[Cartas a João Gaspar Simões - 17 Out. 1929]
17 de Outubro de 1929.
Meu querido Camarada:
Muito agradeço a sua carta de 13. Não há que pedir desculpa de demoras a quem, normalmente, teria que pedir cinco desculpas, nesse sentido, por cada justificação alheia...
Concordo inteiramente com o que me diz sobre a publicação das obras do Sá-Carneiro, dadas as circunstâncias que me expõe. E, nesses termos, acho de aconselhar que a edição se faça, sendo possível, em dois volumes, porém não com a divisão que lembra, porque essa os tornaria inconformes.

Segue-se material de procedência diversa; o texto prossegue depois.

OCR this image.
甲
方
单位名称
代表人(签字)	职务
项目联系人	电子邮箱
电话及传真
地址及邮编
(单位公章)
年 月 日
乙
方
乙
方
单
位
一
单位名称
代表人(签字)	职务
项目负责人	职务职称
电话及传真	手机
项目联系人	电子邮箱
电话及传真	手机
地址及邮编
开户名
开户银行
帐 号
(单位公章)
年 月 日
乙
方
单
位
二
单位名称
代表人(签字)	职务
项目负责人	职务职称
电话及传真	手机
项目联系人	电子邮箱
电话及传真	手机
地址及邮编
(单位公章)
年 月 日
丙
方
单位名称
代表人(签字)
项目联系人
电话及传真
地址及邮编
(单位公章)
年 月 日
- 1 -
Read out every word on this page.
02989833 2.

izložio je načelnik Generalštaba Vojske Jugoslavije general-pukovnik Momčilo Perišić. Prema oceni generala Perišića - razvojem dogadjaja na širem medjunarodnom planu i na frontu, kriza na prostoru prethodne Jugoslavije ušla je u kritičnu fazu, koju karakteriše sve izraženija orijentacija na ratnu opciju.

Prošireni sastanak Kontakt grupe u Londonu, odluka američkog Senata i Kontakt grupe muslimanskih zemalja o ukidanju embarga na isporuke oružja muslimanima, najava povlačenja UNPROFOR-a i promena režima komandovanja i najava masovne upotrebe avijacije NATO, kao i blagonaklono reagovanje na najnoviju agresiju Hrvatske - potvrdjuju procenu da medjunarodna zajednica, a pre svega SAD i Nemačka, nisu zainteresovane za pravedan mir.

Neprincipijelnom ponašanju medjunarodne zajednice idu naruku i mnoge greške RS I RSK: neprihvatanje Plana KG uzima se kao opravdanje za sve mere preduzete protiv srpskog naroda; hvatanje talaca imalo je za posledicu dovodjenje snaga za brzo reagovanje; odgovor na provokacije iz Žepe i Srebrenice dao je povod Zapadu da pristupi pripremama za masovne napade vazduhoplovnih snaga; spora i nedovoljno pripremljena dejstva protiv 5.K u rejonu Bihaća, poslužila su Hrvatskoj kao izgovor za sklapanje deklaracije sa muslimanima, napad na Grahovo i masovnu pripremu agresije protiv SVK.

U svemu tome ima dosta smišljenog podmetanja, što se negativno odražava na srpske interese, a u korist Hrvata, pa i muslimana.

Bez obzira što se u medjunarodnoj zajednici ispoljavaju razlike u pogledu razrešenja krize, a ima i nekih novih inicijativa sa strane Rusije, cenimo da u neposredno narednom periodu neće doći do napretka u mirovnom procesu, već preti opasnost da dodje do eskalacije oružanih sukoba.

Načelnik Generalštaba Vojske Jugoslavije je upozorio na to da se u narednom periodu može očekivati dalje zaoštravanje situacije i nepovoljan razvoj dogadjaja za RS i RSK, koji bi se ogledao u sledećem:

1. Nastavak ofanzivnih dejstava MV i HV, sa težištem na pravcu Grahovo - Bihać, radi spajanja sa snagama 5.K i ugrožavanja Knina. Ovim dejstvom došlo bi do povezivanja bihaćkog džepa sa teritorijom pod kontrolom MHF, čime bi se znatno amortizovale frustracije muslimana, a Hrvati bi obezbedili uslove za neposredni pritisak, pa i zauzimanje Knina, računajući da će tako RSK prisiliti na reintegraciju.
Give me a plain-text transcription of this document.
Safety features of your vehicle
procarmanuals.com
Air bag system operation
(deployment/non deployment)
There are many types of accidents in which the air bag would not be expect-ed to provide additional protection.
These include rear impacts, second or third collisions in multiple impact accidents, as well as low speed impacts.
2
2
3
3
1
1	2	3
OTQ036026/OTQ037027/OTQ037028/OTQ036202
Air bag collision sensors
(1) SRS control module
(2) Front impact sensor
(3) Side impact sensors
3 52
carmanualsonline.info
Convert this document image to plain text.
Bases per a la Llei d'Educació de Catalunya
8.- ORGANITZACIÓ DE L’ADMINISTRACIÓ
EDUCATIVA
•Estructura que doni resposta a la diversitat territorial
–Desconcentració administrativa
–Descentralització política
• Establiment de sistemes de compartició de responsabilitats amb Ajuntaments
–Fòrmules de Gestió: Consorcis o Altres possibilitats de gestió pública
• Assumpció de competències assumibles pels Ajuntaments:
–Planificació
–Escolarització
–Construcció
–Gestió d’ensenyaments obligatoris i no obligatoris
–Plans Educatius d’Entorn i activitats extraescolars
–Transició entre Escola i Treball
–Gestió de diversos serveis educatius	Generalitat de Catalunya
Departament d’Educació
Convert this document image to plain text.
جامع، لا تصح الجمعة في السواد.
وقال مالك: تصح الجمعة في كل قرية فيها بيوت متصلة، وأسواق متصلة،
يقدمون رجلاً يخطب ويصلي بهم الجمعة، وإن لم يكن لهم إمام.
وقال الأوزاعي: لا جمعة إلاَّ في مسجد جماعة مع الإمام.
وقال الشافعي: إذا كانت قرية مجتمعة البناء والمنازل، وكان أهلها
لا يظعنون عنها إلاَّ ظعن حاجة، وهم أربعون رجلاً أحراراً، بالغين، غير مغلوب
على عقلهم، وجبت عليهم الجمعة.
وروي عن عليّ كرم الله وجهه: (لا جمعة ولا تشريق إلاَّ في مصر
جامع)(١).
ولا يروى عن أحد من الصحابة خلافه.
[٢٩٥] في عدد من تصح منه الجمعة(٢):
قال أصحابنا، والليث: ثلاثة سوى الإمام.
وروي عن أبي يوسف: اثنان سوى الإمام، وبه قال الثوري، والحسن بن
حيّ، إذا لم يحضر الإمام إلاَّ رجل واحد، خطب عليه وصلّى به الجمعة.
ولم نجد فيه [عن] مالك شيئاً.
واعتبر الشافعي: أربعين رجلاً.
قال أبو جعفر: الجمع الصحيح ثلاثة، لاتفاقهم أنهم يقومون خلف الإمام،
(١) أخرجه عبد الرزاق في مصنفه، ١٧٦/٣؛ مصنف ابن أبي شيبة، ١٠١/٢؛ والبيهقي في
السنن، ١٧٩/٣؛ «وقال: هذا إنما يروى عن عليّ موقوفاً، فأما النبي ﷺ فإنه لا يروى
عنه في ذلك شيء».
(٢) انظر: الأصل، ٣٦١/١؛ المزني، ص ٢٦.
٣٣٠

Os poemas (Dispersão e Indícios de Ouro) não formam um volume do vulto das prosas. Para se estabelecer um equilíbrio, isto é, um equilíbrio de volume a volume, haveria que formar dois tomos, e da seguinte maneira: (1) Poemas Completos e Confissão de Lúcio, (2) Céu em Fogo. O Céu em Fogo ocupa (estudei já o assunto) o mesmo espaço em páginas que os poemas e a Confissão juntos.
Isto é para a hipótese de dois volumes. Querendo cindir em volumes pequenos, então o caso é razoavelmente simples; como o dos dois volumes é simples também. Em volumes pequenos, a edição seria assim: (1) Poemas Completos (isto é, Dispersão e Indícios de Ouro); (2) A Confissão de Lúcio; (3) Céu em Fogo (metade); (4) Céu em Fogo (segunda metade). Assim, em matéria de páginas, também a edição estaria equilibrada.
Reflectindo sobre a questão dos prefácios ou introduções, acho preferível seguir o conselho célebre do Punch às pessoas que vão casar – «Não». Sim, acho preferível não pôr prefácios nenhuns. Não explicar ainda é uma das grandes condições de imposição e de vitória. Nem as duas breves páginas que escrevi na Athena devem, a meu novo ver, pré-comentar. Fique a obra como é, e sem mais a ser.
Quanto à Antologia da Nova Poesia Portuguesa, ficam desde já e definitivamente autorizados a escolher o que quiserem de meu ou trans-meu (Caeiro, Campos, Reis e o que mais haja ou possa haver). Sobre poemas inéditos, tenho aproximadamente uma biblioteca virtual; mas só de aqui a dois meses – conto nesse intervalo ter percorrido com alguma atenção tudo isso – lhe poderei dizer se há por ali valia que valha, e, ainda assim, no falso critério do crítico de si mesmo.
No que diz respeito à colaboração para a Presença, amanhã, ou de aqui a dois ou três dias, o mais tardar, lhe enviarei qualquer coisa. Sim, será um ou outro produto daquelas tempestades mentais de que lhe falei. Mas será obra serena e até lânguida. Assim são os grandes repousos que se seguem às tempestades que não são mentais; e, se empregamos uma metáfora, é de toda a decência segui-la em regime de paralelas.
Abraça-o com grande afecto e grande apreço o
sempre e muito seu,
Fernando Pessoa.
Cartas de Fernando Pessoa a João Gaspar Simões. (Introdução, apêndice e notas do destinatário.) Lisboa: Europa-América, 1957 (2.ª ed. Lisboa: Imprensa Nacional - Casa da Moeda, 1982).